August 8th, 2013 by Kate Nelson

RollingUp_72-7x5The New Mexico History Museum’s assistant collections manager, Pennie McBride, recently hit a major milestone, successfully rehousing the final object in the History Museum’s clothing, accessories and textile collection. It marked the end of a five-year effort that represented one of the primary reasons we needed to build a 92,000-square-foot museum: We needed a better place to store all our stuff.

McBride saved the biggest for last, pulling in collections and other staffers to help her unfold a 19×27’ 48-star U.S. flag and then carefully, with archival precision, re-roll it onto a custom-ordered 20’ tube. (To find one that large, she had to go to a construction-materials firm and adapt something usually used for creating concrete pillars.)

In 2005, an Institute of Museum and Library Services awarded the museum a $140,000 grant to rehouse the 3,406 items in the textiles collection – a group that ranges from wedding dresses to purses to rugs. The grant lasted until 2009, though work continued into this summer. The grant helped hire a textile conservator and train staff, volunteers and interns how to handle, treat and rehouse the objects.

First, the items had to be moved from the old Armory Building to the Halpin Building and then, in 2009, to the new museum. How big of a job was that?
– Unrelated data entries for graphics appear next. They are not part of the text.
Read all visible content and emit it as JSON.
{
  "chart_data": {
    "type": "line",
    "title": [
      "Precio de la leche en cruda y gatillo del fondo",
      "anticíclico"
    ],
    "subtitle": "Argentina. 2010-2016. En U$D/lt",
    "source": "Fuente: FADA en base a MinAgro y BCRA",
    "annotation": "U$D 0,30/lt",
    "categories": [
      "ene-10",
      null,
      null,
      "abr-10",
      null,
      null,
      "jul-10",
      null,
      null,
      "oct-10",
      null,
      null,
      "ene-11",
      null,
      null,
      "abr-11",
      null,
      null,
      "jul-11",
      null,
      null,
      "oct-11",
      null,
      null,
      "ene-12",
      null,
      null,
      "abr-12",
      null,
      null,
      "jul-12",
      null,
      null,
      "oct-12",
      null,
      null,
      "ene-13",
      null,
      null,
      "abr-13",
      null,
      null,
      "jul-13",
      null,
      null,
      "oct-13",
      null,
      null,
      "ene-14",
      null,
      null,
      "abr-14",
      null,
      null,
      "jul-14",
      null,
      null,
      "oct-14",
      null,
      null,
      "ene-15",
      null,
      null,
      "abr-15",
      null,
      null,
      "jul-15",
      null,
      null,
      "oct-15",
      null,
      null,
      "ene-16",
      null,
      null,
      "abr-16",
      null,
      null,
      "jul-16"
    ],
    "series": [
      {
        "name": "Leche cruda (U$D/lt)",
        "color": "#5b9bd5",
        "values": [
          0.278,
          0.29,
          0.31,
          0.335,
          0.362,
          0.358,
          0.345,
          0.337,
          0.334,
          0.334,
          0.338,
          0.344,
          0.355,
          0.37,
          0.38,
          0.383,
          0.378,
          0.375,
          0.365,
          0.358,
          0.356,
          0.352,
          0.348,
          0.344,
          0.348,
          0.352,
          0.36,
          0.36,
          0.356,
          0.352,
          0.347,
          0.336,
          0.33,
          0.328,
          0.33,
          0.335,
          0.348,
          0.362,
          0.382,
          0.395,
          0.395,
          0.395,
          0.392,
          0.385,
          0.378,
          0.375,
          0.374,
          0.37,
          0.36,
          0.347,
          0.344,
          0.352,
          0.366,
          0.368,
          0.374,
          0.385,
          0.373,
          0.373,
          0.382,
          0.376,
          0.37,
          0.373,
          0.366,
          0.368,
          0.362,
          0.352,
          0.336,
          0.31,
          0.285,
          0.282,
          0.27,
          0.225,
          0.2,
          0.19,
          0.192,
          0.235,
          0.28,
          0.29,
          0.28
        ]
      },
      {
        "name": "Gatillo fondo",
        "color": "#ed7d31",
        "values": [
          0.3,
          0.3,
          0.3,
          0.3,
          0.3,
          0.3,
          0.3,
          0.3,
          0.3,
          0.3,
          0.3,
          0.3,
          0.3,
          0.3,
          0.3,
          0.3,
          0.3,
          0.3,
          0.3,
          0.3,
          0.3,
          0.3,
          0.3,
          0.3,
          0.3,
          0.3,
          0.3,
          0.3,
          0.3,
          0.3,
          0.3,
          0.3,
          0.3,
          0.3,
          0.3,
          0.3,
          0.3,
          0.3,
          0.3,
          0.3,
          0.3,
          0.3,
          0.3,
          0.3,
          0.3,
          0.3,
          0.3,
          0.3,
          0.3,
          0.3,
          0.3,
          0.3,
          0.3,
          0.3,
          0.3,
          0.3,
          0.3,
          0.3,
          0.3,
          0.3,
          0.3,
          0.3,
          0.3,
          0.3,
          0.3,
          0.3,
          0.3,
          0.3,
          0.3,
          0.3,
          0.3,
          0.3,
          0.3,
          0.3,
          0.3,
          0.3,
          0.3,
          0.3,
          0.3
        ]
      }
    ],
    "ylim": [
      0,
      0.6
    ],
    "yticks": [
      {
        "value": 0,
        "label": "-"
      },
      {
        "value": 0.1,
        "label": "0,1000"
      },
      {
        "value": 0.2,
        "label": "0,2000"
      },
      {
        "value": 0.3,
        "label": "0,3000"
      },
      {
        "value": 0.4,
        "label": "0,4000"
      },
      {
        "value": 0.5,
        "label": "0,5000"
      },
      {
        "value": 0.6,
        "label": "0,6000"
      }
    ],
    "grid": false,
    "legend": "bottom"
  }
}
We’re talking along the lines of 296 shoes, 275 hats, 20 parasols, 47 floor coverings, 153 pieces of underwear, 67 fans, 27 art samplers, 32 U.S. flags of various starriness and more.

With the volunteers, McBride created padded hangers, cut and pieced together boxes, built mounts for hats and fans, stuffed shoes and boots, and entered every item’s details into a new database—all of it a build-up to one giant flag.

“Everything went according to plan,” McBride said. “We could have opened that flag and found an infestation or a tear, but it went very smoothly.”

Next up: Photographing all 3,406 pieces. But first, a moment of relief.

“It’s a good feeling,” McBride said. “With 10 volunteers, interns and a textiles conservator, it was a real team. For the last piece to be the largest one in the collection, that was great.”